Showing posts with label Cambridge Movement. Show all posts
Showing posts with label Cambridge Movement. Show all posts

Saturday, July 17, 2021

Civil rights pioneer Gloria Richardson dies at age 99

Gloria Richardson, an influential yet largely unsung civil rights pioneer whose determination not to back down while protesting racial inequality was captured in a photograph as she pushed away the bayonet of a National Guardsman, has died. She was 99.

Richardson was the first woman to lead a prolonged grassroots civil rights movement outside the Deep South.
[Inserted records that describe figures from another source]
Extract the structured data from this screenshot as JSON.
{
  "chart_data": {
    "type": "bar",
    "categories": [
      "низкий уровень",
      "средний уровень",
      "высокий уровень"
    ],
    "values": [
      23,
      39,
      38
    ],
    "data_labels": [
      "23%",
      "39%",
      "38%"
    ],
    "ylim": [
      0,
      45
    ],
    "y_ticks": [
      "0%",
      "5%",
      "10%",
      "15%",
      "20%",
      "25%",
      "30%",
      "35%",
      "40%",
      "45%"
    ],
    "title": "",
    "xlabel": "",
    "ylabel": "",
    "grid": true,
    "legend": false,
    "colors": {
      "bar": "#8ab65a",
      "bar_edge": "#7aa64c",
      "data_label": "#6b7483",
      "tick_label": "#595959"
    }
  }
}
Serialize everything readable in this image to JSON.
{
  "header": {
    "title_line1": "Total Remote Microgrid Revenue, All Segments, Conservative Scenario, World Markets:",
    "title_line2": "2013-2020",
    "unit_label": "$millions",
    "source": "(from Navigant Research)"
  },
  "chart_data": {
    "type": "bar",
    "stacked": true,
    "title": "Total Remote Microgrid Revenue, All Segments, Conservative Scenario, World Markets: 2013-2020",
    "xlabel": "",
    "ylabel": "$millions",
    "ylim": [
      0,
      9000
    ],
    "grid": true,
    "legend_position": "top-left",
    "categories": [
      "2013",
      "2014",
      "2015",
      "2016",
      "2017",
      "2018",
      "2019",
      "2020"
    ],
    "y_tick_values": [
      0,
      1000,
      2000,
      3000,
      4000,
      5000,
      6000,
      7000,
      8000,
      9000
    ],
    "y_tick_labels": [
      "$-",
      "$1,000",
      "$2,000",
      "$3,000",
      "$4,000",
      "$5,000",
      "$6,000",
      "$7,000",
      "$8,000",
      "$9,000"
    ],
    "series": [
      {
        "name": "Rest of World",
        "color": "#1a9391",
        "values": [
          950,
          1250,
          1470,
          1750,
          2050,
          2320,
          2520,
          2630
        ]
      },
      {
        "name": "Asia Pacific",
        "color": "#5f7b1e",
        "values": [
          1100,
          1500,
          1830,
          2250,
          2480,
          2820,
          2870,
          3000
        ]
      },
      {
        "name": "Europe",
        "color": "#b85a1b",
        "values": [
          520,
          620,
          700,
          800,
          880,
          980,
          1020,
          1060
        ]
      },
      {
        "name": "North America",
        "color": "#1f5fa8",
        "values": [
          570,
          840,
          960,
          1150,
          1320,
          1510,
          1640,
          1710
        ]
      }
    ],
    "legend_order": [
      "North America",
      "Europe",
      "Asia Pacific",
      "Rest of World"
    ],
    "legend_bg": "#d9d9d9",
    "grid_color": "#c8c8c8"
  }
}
In 1962, she helped organized and led the Cambridge Movement on Maryland's Eastern Shore with sit-ins to desegregate restaurants, bowling alleys and movie theaters in protests that marked an early part of the Black Power movement.

Richardson became the leader of demonstrations over bread and butter economic issues like jobs, health care access and sufficient housing.

In pursuit of these goals, Richardson advocated for the right of Black people to defend themselves when attacked.

Richardson was born in Baltimore and later lived in Cambridge in Maryland's Dorchester County — the same county where Harriet Tubman was born. She entered Howard University when she was 16. During her years in Washington, she began to protest segregation at a drug store.

In 1962, Richardson attended the meeting of the Student Nonviolent Coordinating Committee in Atlanta and later joined the board.

In the summer of 1963, after peaceful sit-ins turned violent in Cambridge, Gov. J. Millard Tawes declared martial law. When Cambridge Mayor Calvin Mowbray asked Richardson to halt the demonstrations in exchange for an end to the arrests of Black protesters, Richardson declined to do so. On June 11, rioting by white supremacists erupted and Tawes called in the National Guard.

While the city was still under National Guard presence, Richardson met with U.S. Attorney General Robert Kennedy to negotiate what became informally known as the “Treaty of Cambridge.” It ordered equal access to public accommodations in Cambridge in return for a one-year moratorium on demonstrations.

Richardson was a signatory to the treaty, but she had never agreed to end the demonstrations. It was only the passage of the Civil Rights Act of 1964 that began to resolve issues at the local level.

She was one of the nation's leading female civil rights' activists and inspired younger activists who went on to protest racial inequality in the late 1960s and into the 1970s.

She is survived by her daughters, Donna Orange and Tamara Richardson, and granddaughters Young and Michelle Price.